Corn futures are called marginally higher, as they are expected to be supported by soybeans. Corn futures favored a firmer tone overnight, but softened in reaction to a disappointing weekly export sales tally and ended the overnight session marginally higher. Weekly export sales of 769,300 MT for 2015-16 and 60,500 MT were below expectations, althoughexports were strong at 1.226 MMT. A firmer tone in the U.S. dollar index should limit buying in the corn market, although strength in soybean futures will limit selling. Also supportive is news China's ag ministry expects the country's corn acreage to decline by 3.29 million acres this year due to policy shifts in favor of drawing down massive state reserves.               

Soybean futures are called 8 to 10 cents higher on strong export sales. Soybean futures extended gains at the close of the overnight session in reaction to an impressive weekly export sales tally. Weekly soybean sales of 815,800 MT were reported for 2015-16, which along with sales of 430,000 MT for 2016-17 came in well above expectations. Unknown destinations was the top buyer of old- and new-crop soybeans. While the U.S. dollar index is stronger this morning, soybean futures benefited from strength in crude oil futures. Meal and soyoil were also higher overnight, with oil supported by strength in the Malaysian palm oil  market.              

Wheat is called narrowly mixed after a lackluster overnight session. Wheat futures didn't stray too far from unchanged overnight and ended the session narrowly mixed. Strength in the dollar index limited buying, while strength in soybean futures limited selling. This morning's weekly export sales data met wide expectations, with sales of 178,900 MT for 2015-16 and 140,000 MT for 2016-17. The second day of the HRW wheat tour found an average yield of 49.3 bu. per acre, up from 34.5 bu. per acre last year and the five-year average of 35.9 bushels. Oklahoma tour scouts found an average yield of 33.63 bu. per acre, well above  USDA's official 2015 yield for the state of 26 bu. per acre.             

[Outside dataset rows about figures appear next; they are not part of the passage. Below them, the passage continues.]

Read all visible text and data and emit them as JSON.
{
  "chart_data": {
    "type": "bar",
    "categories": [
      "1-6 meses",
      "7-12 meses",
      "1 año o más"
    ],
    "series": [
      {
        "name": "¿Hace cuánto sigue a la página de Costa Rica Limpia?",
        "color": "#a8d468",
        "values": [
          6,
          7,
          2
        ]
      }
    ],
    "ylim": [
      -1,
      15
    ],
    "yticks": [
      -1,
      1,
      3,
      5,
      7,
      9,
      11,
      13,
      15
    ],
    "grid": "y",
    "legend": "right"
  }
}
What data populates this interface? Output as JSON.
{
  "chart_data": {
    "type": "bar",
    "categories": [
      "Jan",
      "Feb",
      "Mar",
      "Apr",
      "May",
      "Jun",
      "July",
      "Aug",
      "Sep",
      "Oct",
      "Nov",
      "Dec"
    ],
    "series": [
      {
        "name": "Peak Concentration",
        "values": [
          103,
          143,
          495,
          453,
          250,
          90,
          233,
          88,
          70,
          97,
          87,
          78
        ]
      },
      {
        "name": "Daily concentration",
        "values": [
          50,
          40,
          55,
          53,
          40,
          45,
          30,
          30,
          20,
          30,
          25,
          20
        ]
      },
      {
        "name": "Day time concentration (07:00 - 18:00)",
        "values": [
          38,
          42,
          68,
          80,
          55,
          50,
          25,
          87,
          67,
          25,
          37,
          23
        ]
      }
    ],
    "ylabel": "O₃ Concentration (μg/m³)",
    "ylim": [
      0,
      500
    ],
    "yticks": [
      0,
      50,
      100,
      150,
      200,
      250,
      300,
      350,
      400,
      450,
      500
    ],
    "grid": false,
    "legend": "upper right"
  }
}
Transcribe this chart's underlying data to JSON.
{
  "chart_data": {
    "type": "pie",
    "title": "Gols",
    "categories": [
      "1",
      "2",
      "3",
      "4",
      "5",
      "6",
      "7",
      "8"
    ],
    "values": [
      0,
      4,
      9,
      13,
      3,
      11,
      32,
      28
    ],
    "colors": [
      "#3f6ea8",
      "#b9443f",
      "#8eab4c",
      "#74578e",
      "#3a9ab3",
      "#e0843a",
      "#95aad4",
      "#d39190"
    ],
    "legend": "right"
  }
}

Cattle futures are called slightly higher on light followthrough buying. Live cattle futures are expected to enjoy followthrough short-covering after futures posted a high-range close yesterday. Traders also recognize June live cattle futures hold around a $6.50 discount to last week's $124 cash cattle trade, which is too steep given this week's tighter showlist. However, packers have seen margins tighten this week as beef values have continued to fall. Choice beef values slipped another $1.20 yesterday and over the past week have dropped $10.07. However, movement was impressive at 218 loads yesterday, signaling retailers view prices as a value and a near-term low may be near.               

Lean hog futures are called mixed on spreading. Nearby lean hog futures are vulnerable to followthrough pressure as traders work to narrow the premium nearby futures hold to the cash index. But the cash hog  market is called steady to firmer again this morning amid strong demand. Pork cutout values slipped 36 cents yesterday and prices are near steady with week-ago. Movement was impressive at 416.51 loads. Weekly pork export sales of 30,300 MT, while impressive, were down 50% from last week's eye-popping total. Exports of 23,200 MT were a marketing year high.               

Cotton futures remained under downward pressure Wednesday, which at least partially reflected recent financial market reversals sending the equity indexes lower and the U.S. dollar upward. Both of those shifts tend to undercut commodity demand. However, bullish interests and technicians proved able to provide firm support around the July cotton contract’s 20-day moving average, thereby keeping hopes for a short-term bounce alive. Indeed, fiber prices rebounded modestly along with equity index futures Wednesday night. Prices reacted little to the results of the weekly USDA Export Sales report showing last week’s sales improved significantly from the week prior, but fell well short of the four-week average. July cotton advanced 0.25 cents to 63.03 cents/pound early Wednesday morning, while the December contract gained 0.21 to 62.21.